In individuals with Alport syndrome, urinalysis reveals microscopic or gross hematuria with dysmorphic RBCs indicative of glomerular bleeding.
Proteinuria is usually absent in the first few years of life but eventually develops in male patients with X-linked Alport syndrome and in people of both sexes with autosomal recessive disease. The degree of proteinuria usually increases with age and may reach the nephrotic range in 30-40% of young adults with Alport syndrome.
Blood counts and serum electrolyte, BUN, and creatinine levels reflect the degree of renal insufficiency. Individuals with nephrotic syndrome may have clinically significant hypoalbuminemia and hypercholesterolemia.
Renal ultrasonography is indicated for children with persistent microscopic hematuria, primarily to exclude renal tumors, stone disease, cystic disease, and other structural anomalies.
Ultrasonographic findings are usually normal in individuals with early Alport syndrome. In late stages, the kidneys shrink symmetrically and progressively.
- Audiometry: All children with a history suggestive of Alport syndrome should undergo high-frequency audiometry to confirm the diagnosis (i.e., high-frequency sensorineural hearing loss), as well as periodic monitoring.
- Ophthalmologic evaluation: Ophthalmologic examination is important for the early detection and monitoring of anterior lenticonus, perimacular flecks, and other eye lesions
Percutaneous renal biopsy is an important part of the diagnostic workup. Ultrastructural analysis using electron microscopy is a critical component of evaluation for Alport syndrome. Assessment of collagen chains in basement membranes by means of immunohistochemistry is also very helpful in making the diagnosis of Alport syndrome.
Biopsy may be deferred in a patient with a strong family history of biopsy-proven Alport disease who presents with characteristic clinical features.
Because the a5 chain of type IV collagen is normally expressed in the epidermis, immunofluorescence examination of a skin biopsy specimen can be used to establish a diagnosis of X-linked Alport syndrome. Approximately 80% of male patients and 60% of female patients with X-linked Alport syndrome exhibit abnormal staining for the a5 (IV) chain.
This approach is especially useful if a kidney biopsy poses an excessive risk, such as in patients with ESRD.
Genetic analysis is the only means for diagnosing the carrier state in asymptomatic female individuals with a family history of X-linked Alport syndrome. Genetic analysis is also the only means for making a prenatal diagnosis. Genetic analysis may be useful when results of skin or kidney biopsy are ambiguous.
Both linkage analysis and direct gene sequencing are performed in select research laboratories. At present, several clinical laboratories in the U.S. offer COL4A5 gene analysis for diagnosis of X-linked Alport syndrome. Direct gene sequencing identifies up to 80% of COL4A5 mutations in males with X-linked Alport syndrome. Current information on genetic testing for Alport syndrome is available at genereviews.org.

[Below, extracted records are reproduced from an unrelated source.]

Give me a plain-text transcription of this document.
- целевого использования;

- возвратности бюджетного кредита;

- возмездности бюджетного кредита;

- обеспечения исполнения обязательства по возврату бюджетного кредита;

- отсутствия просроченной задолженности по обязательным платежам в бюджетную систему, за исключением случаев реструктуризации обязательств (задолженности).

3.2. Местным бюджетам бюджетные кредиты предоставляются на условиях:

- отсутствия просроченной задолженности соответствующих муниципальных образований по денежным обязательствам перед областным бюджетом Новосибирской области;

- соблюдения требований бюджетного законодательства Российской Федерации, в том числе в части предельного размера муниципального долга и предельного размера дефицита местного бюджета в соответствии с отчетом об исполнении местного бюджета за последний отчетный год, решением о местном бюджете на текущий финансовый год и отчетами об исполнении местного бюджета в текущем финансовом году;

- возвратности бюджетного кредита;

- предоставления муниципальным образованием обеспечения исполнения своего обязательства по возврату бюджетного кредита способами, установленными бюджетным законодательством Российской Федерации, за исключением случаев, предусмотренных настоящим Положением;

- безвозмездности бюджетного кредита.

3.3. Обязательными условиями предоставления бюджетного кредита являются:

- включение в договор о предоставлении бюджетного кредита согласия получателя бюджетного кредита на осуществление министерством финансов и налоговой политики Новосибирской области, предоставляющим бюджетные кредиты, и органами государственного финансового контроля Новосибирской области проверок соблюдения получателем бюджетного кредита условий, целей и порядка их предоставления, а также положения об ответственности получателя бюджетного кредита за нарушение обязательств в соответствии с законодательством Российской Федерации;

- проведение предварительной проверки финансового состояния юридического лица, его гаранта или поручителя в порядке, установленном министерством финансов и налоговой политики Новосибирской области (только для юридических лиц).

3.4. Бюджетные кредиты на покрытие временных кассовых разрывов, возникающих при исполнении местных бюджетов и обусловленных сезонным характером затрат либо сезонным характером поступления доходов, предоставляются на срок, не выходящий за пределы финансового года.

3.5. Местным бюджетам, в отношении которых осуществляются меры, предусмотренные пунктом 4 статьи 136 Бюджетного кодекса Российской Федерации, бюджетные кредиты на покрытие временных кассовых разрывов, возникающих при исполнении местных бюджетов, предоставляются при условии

On light microscopy, renal histologic findings are nonspecific. Abnormalities may be absent in early Alport syndrome. Features of disease prgression include expansion of mesangial matrix, mesangial proliferation, and focal segmental glomerulosclerosis. Conventional immunofluorescence studies of renal tissue usually yield negative results.
Electron microscopy reveals the characteristic lesions of Alport syndrome. Glomerular basement membranes (GBM) exhibit irregular thickening. The central lamina densa is split and splintered into a heterogeneous network of strands, which enclose electron-lucent areas that may contain microgranulations. The epithelial aspect of the capillary wall is irregular, and epithelial foot processes are fused. Thickening of the glomerular basement membrane is usually diffuse in adults with Alport syndrome, but in young children with the disorder the thickening is segmental, and thinning of the basement membrane frequently is the predominant abnormality. The degree of thickening increases with the patient's age and the degree of proteinuria. Therefore, a thick and split glomerular basement membrane is specific for Alport syndrome; however, its absence does not exclude Alport syndrome, especially in young children.
The basement membranes can be immunohistochemically evaluated by using monoclonal antibodies directed against the a3, a4, and a5 chains of type IV collagen. The absence of these chains in the glomerular basement membrane is characteristic of Alport syndrome. Because the a5 chain is also expressed in the epidermal basement membrane, skin biopsy is an additional tool for diagnosis. Male patients with X-linked Alport syndrome usually show complete absence of a3, a4, and a5 chains in the glomerular and renal tubular basement membranes, as well as epidermal basement membranes. Female patients with X-linked disease typically exhibit segmental loss of staining (mosaicism). In patients with autosomal recessive Alport syndrome, glomerular basement membranes demonstrate loss of expression of the a3, a4, and a5 chains, but expression of the a5 chain is present in renal tubular basement membranes and Bowman’s capsules and in epidermal basement membranes.